Figure 6. CD8⁺ T cell responses to M45 in LMP7^−/− mice infected with M45-expressing rVV.

A. Recombinant vaccinia viruses (rVVs) were constructed containing foreign genes derived from the genomic sequence of MCMV Smith Strain (ATCC VR-194). Foreign genes were full length gene encoding the MCMV protein M45 (M45-VV), or a ‘minigene’, encoding the antigenic fragment of M45 corresponding to the CD8 epitope M45 H-2 D^{b 985}HGIRNASFI⁹⁹³ (M45 epitope-VV). Genes were designed for insertion between restriction sites for restriction endonucleases Apa I (5’) and Kpn I (3’). The diagram shows recombinant genes and proteins encoded by the two rVVs used in this study: M45 VV encoding full-length M45; and M45 epitope-VV, encoding the minimal D^b-restricted CD8 epitope of M45 only. B, C. LMP7^−/− or C57BL/6 control mice were injected i.v. with 1×10⁶ pfu M45-VV (B), 1×10⁶ pfu M45 epitope-VV (C) or an equivalent volume of PBS. Blood was sampled 7 days p.i. by tail bleed. Peripheral blood lymphocytes were subjected to tetramer stain with M45 D^b HGIRNSFI tetramer and FACS analysis as for Figure 1A. The frequency of cells specific for M45 H-2 D^{b 985}HGIRNASFI⁹⁹³ among CD8⁺ T cells in the blood of MVacc and MGVacc - infected and mock-infected C57BL/6 and LMP7^−/− mice, 7 days after infection, is shown.
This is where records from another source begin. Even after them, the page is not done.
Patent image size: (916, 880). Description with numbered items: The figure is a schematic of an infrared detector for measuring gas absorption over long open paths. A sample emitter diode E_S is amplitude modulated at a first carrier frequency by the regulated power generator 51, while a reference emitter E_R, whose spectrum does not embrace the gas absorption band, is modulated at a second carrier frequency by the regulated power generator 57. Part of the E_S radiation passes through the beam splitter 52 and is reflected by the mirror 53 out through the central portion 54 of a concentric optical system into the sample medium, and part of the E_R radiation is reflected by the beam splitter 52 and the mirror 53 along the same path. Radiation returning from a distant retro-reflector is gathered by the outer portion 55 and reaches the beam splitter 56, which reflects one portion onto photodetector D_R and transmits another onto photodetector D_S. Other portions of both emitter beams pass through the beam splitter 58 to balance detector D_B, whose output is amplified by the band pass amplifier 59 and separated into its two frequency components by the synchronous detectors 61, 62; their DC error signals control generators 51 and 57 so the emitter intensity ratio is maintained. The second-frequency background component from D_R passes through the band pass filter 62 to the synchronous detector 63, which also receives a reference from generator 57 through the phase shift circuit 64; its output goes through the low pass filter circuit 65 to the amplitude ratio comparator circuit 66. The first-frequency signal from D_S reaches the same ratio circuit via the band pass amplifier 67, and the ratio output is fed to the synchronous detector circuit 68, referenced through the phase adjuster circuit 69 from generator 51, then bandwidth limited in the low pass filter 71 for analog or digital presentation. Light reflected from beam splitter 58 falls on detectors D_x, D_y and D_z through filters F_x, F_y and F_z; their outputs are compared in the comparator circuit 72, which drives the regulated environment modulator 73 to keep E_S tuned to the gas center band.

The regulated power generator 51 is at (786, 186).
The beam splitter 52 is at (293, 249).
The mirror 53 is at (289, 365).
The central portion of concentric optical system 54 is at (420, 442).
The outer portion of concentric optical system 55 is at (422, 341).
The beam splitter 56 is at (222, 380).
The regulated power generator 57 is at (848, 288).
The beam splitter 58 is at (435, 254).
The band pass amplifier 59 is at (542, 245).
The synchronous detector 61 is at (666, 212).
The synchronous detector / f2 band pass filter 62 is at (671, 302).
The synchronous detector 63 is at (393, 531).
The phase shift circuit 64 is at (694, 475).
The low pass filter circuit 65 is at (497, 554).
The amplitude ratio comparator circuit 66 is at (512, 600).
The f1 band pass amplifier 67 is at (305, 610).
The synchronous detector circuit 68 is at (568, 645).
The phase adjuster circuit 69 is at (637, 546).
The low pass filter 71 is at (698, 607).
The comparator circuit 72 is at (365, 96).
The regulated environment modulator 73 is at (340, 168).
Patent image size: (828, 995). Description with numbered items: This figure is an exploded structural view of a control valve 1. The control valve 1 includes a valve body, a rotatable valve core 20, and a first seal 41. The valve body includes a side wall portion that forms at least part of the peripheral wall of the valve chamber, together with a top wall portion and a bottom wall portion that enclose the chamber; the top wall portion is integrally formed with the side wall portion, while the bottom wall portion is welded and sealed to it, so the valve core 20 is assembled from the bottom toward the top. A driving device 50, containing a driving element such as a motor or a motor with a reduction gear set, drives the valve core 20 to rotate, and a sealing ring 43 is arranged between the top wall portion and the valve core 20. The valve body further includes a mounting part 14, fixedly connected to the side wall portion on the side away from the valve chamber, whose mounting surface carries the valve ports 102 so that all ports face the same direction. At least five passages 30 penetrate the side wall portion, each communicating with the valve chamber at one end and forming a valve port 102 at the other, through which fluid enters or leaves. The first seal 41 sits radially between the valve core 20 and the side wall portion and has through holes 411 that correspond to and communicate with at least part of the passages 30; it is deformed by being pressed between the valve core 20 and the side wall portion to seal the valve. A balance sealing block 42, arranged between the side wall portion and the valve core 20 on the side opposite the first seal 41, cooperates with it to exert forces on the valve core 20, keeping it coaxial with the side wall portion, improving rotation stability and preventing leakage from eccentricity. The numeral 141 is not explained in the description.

Figure 7. “2-cell” model to explain different effect of LMP7 on “inflating” memory and classical memory CD8⁺ T cell responses to MCMV.

Infected or cross-presenting DCs during acute infection contain immunoproteasomes and constitutive proteasomes and stimulate responses to epitopes produced by either proteasome. In chronic infection other APCs containing only constitutive proteasomes stimulate responses only to those epitopes produced by the constitutive proteasome resulting in selection of more immunoproteasome-independent responses during chronic infection.